Сборка форка и примера llama-meta-generate — по README пакета meta-deploy (llama_patch/ к базе llama.cpp b9619).

Робастность. Сигнал самооценки переживает 4-битное сжатие: поведение (отказ / ответ) держится вплоть до Q4_K_M с пренебрежимо малой потерей.

Справочник API

CLI

metaloom collect|train|eval --run-dir <dir> — конвейер обучения; стадии связаны манифестом run.json
meta-agent run --run-dir <dir> "вопрос" — агентный / чат-рантайм (читает манифест)
metadeploy export --run-dir <dir> — экспорт обвязки в GGUF-сайдкар для llama.cpp

Pipeline

MetaSpiderPipeline.from_pretrained(cfg) — загрузка + заморозка базы, инициализация коллектора.
.attach(modifier) / .detach(modifier) / .detach_all()
.generate(prompt, max_new_tokens=…, dynamic_refresh=False) — двухпроходный инференс.

Модификатор

Doubter(DoubterConfig) — собрать новую обвязку.
Doubter.from_checkpoint(path) / .save_checkpoint(path)

Обучение

ActivationDatasetCollector(pipe, …).collect(questions, ground_truths)
Trainer(doubter, pipe, TrainerConfig).train(train, val_samples=…)

Оценка

BaselineComparison(pipe, benchmark).run() → ComparisonReport (селективный QA)
AgentComparison(pipe, doubter=…, …).run(tasks) → агентная оценка через Meta-Agent
QABenchmark, BenchmarkTask, AgentTask
harness.classify_action(text) → "confirm" | "correct" | "refuse"

ЧаВо

Делает ли это модель умнее?

Нет. Знаний не добавляет — выводит наружу уже существующий внутренний сигнал неуверенности, чтобы модель отвечала, когда уверена, и отказывалась, когда нет. Превращает «ответить наугад» в «ответить, когда уверен».
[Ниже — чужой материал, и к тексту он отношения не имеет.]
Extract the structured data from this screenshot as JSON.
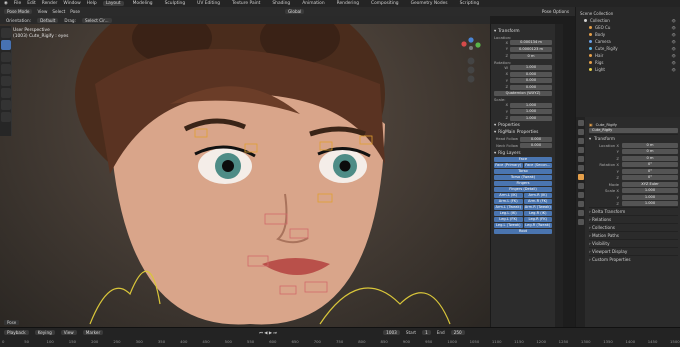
{
  "topbar": {
    "menus": [
      "File",
      "Edit",
      "Render",
      "Window",
      "Help"
    ],
    "workspaces": [
      "Layout",
      "Modeling",
      "Sculpting",
      "UV Editing",
      "Texture Paint",
      "Shading",
      "Animation",
      "Rendering",
      "Compositing",
      "Geometry Nodes",
      "Scripting"
    ],
    "active_workspace": "Layout"
  },
  "header": {
    "mode": "Pose Mode",
    "menus": [
      "View",
      "Select",
      "Pose"
    ],
    "global_label": "Global",
    "options_label": "Pose Options",
    "orientation_label": "Orientation:",
    "orientation_value": "Default",
    "drag_label": "Drag:",
    "drag_value": "Select Cir..."
  },
  "viewport": {
    "perspective": "User Perspective",
    "object": "(1003) Cute_Rigify : eyes"
  },
  "npanel": {
    "transform_title": "Transform",
    "location_title": "Location:",
    "location": [
      {
        "axis": "X",
        "value": "0.000134 m"
      },
      {
        "axis": "Y",
        "value": "0.0000123 m"
      },
      {
        "axis": "Z",
        "value": "0 m"
      }
    ],
    "rotation_title": "Rotation:",
    "rotation": [
      {
        "axis": "W",
        "value": "1.000"
      },
      {
        "axis": "X",
        "value": "0.000"
      },
      {
        "axis": "Y",
        "value": "0.000"
      },
      {
        "axis": "Z",
        "value": "0.000"
      }
    ],
    "rotation_mode": "Quaternion (WXYZ)",
    "scale_title": "Scale:",
    "scale": [
      {
        "axis": "X",
        "value": "1.000"
      },
      {
        "axis": "Y",
        "value": "1.000"
      },
      {
        "axis": "Z",
        "value": "1.000"
      }
    ],
    "properties_title": "Properties",
    "rigmain_title": "RigMain Properties",
    "rigmain_rows": [
      {
        "label": "Head Follow",
        "value": "0.000"
      },
      {
        "label": "Neck Follow",
        "value": "0.000"
      }
    ],
    "rig_layers_title": "Rig Layers",
    "rig_layers": [
      [
        "Face"
      ],
      [
        "Face (Primary)",
        "Face (Secon..."
      ],
      [
        "Torso"
      ],
      [
        "Torso (Tweak)"
      ],
      [
        "Fingers"
      ],
      [
        "Fingers (Detail)"
      ],
      [
        "Arm.L (IK)",
        "Arm.R (IK)"
      ],
      [
        "Arm.L (FK)",
        "Arm.R (FK)"
      ],
      [
        "Arm.L (Tweak)",
        "Arm.R (Tweak)"
      ],
      [
        "Leg.L (IK)",
        "Leg.R (IK)"
      ],
      [
        "Leg.L (FK)",
        "Leg.R (FK)"
      ],
      [
        "Leg.L (Tweak)",
        "Leg.R (Tweak)"
      ],
      [
        "Root"
      ]
    ]
  },
  "outliner": {
    "title": "Scene Collection",
    "items": [
      {
        "name": "Collection",
        "color": "#d0d0d0"
      },
      {
        "name": "GEO Cu",
        "color": "#e6a04a"
      },
      {
        "name": "Body",
        "color": "#e6a04a"
      },
      {
        "name": "Camera",
        "color": "#6aa0e6"
      },
      {
        "name": "Cute_Rigify",
        "color": "#5ab4e6"
      },
      {
        "name": "Hair",
        "color": "#e6a04a"
      },
      {
        "name": "Rigs",
        "color": "#e6a04a"
      },
      {
        "name": "Light",
        "color": "#e6d04a"
      }
    ]
  },
  "properties": {
    "object_name": "Cute_Rigify",
    "bone_name": "Cute_Rigify",
    "transform_title": "Transform",
    "location_label": "Location X",
    "location": [
      "0 m",
      "0 m",
      "0 m"
    ],
    "rotation_label": "Rotation X",
    "rotation": [
      "0°",
      "0°",
      "0°"
    ],
    "mode_label": "Mode",
    "mode_value": "XYZ Euler",
    "scale_label": "Scale X",
    "scale": [
      "1.000",
      "1.000",
      "1.000"
    ],
    "sections": [
      "Delta Transform",
      "Relations",
      "Collections",
      "Motion Paths",
      "Visibility",
      "Viewport Display",
      "Custom Properties"
    ]
  },
  "timeline": {
    "controls": [
      "Playback",
      "Keying",
      "View",
      "Marker"
    ],
    "current_frame": "1003",
    "start_label": "Start",
    "start_value": "1",
    "end_label": "End",
    "end_value": "250",
    "ticks": [
      "0",
      "50",
      "100",
      "150",
      "200",
      "250",
      "300",
      "350",
      "400",
      "450",
      "500",
      "550",
      "600",
      "650",
      "700",
      "750",
      "800",
      "850",
      "900",
      "950",
      "1000",
      "1050",
      "1100",
      "1150",
      "1200",
      "1250",
      "1300",
      "1350",
      "1400",
      "1450",
      "1500"
    ]
  },
  "frame_popup": "Pose"
}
Какие базовые модели поддерживаются?

Любая HF decoder-LM — Llama, Gemma (2/3/4), Qwen, Mistral, GPT-2. Поиск слоёв независим от семейства, включая вложенные мультимодальные конфиги.

Насколько велика обвязка?

~2% от базы (напр. ~188M на 8B-модели). База никогда не обновляется.

Можно ли обучать на маленькой GPU?

Да — используйте quantization="nf4" + gradient_checkpointing=True. Градиенты всё равно текут сквозь замороженную 4-битную базу к обвязке.

Переносится ли обвязка между моделями?

Нет. Она калибрована под распределение активаций одной модели. Если приклеить base-обученного Скептика к instruct-версии (или другой модели), скрытые состояния уйдут в OOD и генерация сломается — нужно переобучить на активациях целевой модели.

Что на очень длинных генерациях?

Сигнал неуверенности может самоусилиться и зациклиться. Включите AGC (см. Как это работает), чтобы держать его на setpoint.